Earlier, India’s power generation was dominated by thermal plants owned mainly by state-owned enterprises.
But a renewable energy boom has seen more private players step in. S. B. Khyalia, Chief Executive Officer (CEO), Adani Power Ltd, says India’s rapidly rising power demand—projected to increase nearly 50% to 25 trillion units by 2031-32, with peak demand rising 60% to 388 GW—underscores the nation’s need for a robust and reliable energy infrastructure.
Adani Power is addressing the challenge by undertaking the country’s largest private sector capital expenditure in thermal power generation, with investment exceeding Rs 1 lakh crore over the next five years, to be met largely through internal resources. “By expanding our generation capacity from 18.15 GW to 30.67 GW—primarily through brownfield projects—we are playing a pivotal role in supporting the nation’s economic growth through energy self-reliance. We continue to explore further market opportunities as there still exists a gap between projected demand and supply,” says Khyaliya. The company’s vision aligns with India’s goal of adding 100 GW of coal-based power generation capacity by 2030, a cornerstone for base-load and grid stability.
Tata Power Chief Executive Officer and Managing Director Praveer Sinha says consistent profitability over 23 successive quarters is the result of a bold, future-ready strategy anchored in clean energy leadership, sound financial management, strong governance, and a digital-first mindset.
“This transformation would not have been possible without financial discipline: maintaining healthy EBITDA margins, managing leverage prudently, and optimising capital structure to fund ambitious growth without compromising fiscal strength,” Sinha tells BT.

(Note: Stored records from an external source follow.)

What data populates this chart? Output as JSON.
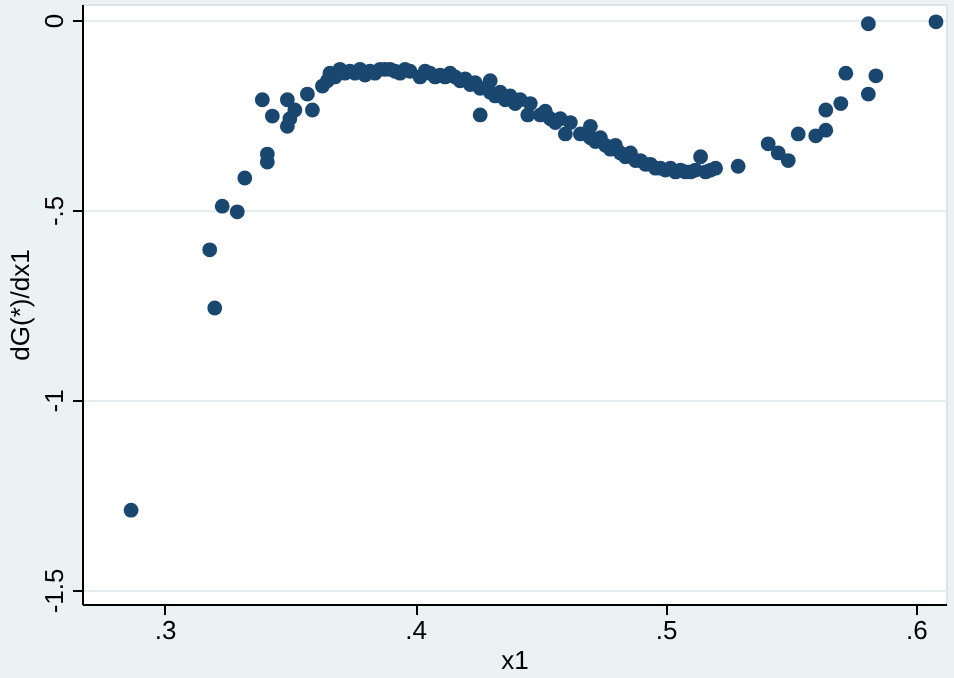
{
  "chart_data": {
    "type": "scatter",
    "xlabel": "x1",
    "ylabel": "dG(*)/dx1",
    "xlim": [
      0.267,
      0.612
    ],
    "ylim": [
      -1.537,
      0.042
    ],
    "xticks": [
      {
        "value": 0.3,
        "label": ".3"
      },
      {
        "value": 0.4,
        "label": ".4"
      },
      {
        "value": 0.5,
        "label": ".5"
      },
      {
        "value": 0.6,
        "label": ".6"
      }
    ],
    "yticks": [
      {
        "value": -1.5,
        "label": "-1.5"
      },
      {
        "value": -1,
        "label": "-1"
      },
      {
        "value": -0.5,
        "label": "-.5"
      },
      {
        "value": 0,
        "label": "0"
      }
    ],
    "grid": "y",
    "marker": "circle",
    "series": [
      {
        "color": "#1a476f",
        "x": [
          0.2866,
          0.318,
          0.32,
          0.323,
          0.329,
          0.332,
          0.341,
          0.341,
          0.339,
          0.343,
          0.349,
          0.35,
          0.349,
          0.352,
          0.357,
          0.359,
          0.363,
          0.365,
          0.366,
          0.368,
          0.37,
          0.372,
          0.374,
          0.376,
          0.378,
          0.38,
          0.382,
          0.384,
          0.386,
          0.388,
          0.39,
          0.392,
          0.394,
          0.396,
          0.398,
          0.402,
          0.404,
          0.406,
          0.408,
          0.41,
          0.412,
          0.414,
          0.416,
          0.418,
          0.42,
          0.422,
          0.424,
          0.426,
          0.43,
          0.432,
          0.434,
          0.436,
          0.438,
          0.44,
          0.442,
          0.446,
          0.45,
          0.452,
          0.454,
          0.456,
          0.458,
          0.462,
          0.466,
          0.47,
          0.472,
          0.474,
          0.476,
          0.478,
          0.48,
          0.482,
          0.484,
          0.486,
          0.488,
          0.49,
          0.492,
          0.494,
          0.496,
          0.498,
          0.5,
          0.502,
          0.504,
          0.506,
          0.508,
          0.51,
          0.512,
          0.516,
          0.518,
          0.52,
          0.426,
          0.43,
          0.445,
          0.46,
          0.47,
          0.514,
          0.529,
          0.541,
          0.545,
          0.549,
          0.553,
          0.56,
          0.564,
          0.564,
          0.57,
          0.572,
          0.581,
          0.584,
          0.581,
          0.608
        ],
        "values": [
          -1.29,
          -0.605,
          -0.758,
          -0.49,
          -0.505,
          -0.416,
          -0.374,
          -0.353,
          -0.21,
          -0.253,
          -0.21,
          -0.26,
          -0.28,
          -0.237,
          -0.195,
          -0.237,
          -0.174,
          -0.16,
          -0.14,
          -0.15,
          -0.13,
          -0.14,
          -0.135,
          -0.14,
          -0.13,
          -0.145,
          -0.135,
          -0.14,
          -0.13,
          -0.13,
          -0.13,
          -0.135,
          -0.14,
          -0.13,
          -0.135,
          -0.15,
          -0.135,
          -0.14,
          -0.15,
          -0.145,
          -0.15,
          -0.14,
          -0.15,
          -0.16,
          -0.155,
          -0.17,
          -0.165,
          -0.18,
          -0.19,
          -0.2,
          -0.19,
          -0.21,
          -0.2,
          -0.22,
          -0.21,
          -0.22,
          -0.25,
          -0.24,
          -0.26,
          -0.27,
          -0.26,
          -0.27,
          -0.3,
          -0.31,
          -0.32,
          -0.31,
          -0.33,
          -0.34,
          -0.33,
          -0.35,
          -0.36,
          -0.35,
          -0.37,
          -0.37,
          -0.38,
          -0.38,
          -0.39,
          -0.39,
          -0.395,
          -0.39,
          -0.4,
          -0.395,
          -0.4,
          -0.4,
          -0.395,
          -0.4,
          -0.395,
          -0.39,
          -0.25,
          -0.16,
          -0.25,
          -0.3,
          -0.28,
          -0.36,
          -0.385,
          -0.326,
          -0.35,
          -0.37,
          -0.3,
          -0.305,
          -0.29,
          -0.237,
          -0.22,
          -0.14,
          -0.195,
          -0.147,
          -0.01,
          -0.005
        ]
      }
    ]
  }
}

The UBS report has projected an 11% compound annual growth rate in power-related capital expenditure from FY24 to FY30, reaching more than Rs 5 lakh crore annually by the end of FY30, compared to the current annual spending of approximately Rs 3 lakh crore. Most of this investment is expected to come from renewable energy projects and upgrade of transmission and distribution (T&D) networks. “As long as the economics are favourable, the private sector will likely continue to invest in renewable energy generation, whereas the government will continue to invest in thermal energy,” says the report.
Investments in storage like pumped hydropower, cleaner technologies, and nuclear energy are aimed at improving reliability and energy security.
“As India transitions to renewables, strong transmission infrastructure is key, with companies building new lines, HVDC (High Voltage Direct Current) corridors, and smart grids, supported by the green energy corridor. In distribution, modernisation and privatisation are gaining momentum, with RDSS improving financial health through smart metering and upgrades. Emerging areas like rooftop solar, EV (Electric Vehicle) charging, and smart grids offer fresh growth opportunities,” says Kailasan.
Tata Power’s long-term growth strategy is rooted in building a future-ready, resilient, and inclusive energy ecosystem that aligns with India’s 500 GW non-fossil fuel target and its own ‘net nero by 2045’ roadmap. A company achieves carbon neutrality when it balances carbon dioxide emissions with an equivalent amount of removal.
“Round-the-clock clean power is a key strategic pillar that combines investments in solar, wind, pumped storage, and battery storage projects to provide clean, cheap and abundant power to consumers across the country,” says Sinha, adding the company is also actively preparing to enter India’s nuclear energy sector, contingent upon forthcoming regulatory reforms
Recognising the strategic importance of energy security, Adani Power continues to invest in low emission coal-based generation technology.
“We have also proactively secured essential resources such as land and equipment. Our expertise in project execution and operations positions us to deliver new capacity on schedule and within budget, ensuring that affordable, high-quality, and reliable power reaches every corner of the country,” said Khyalia.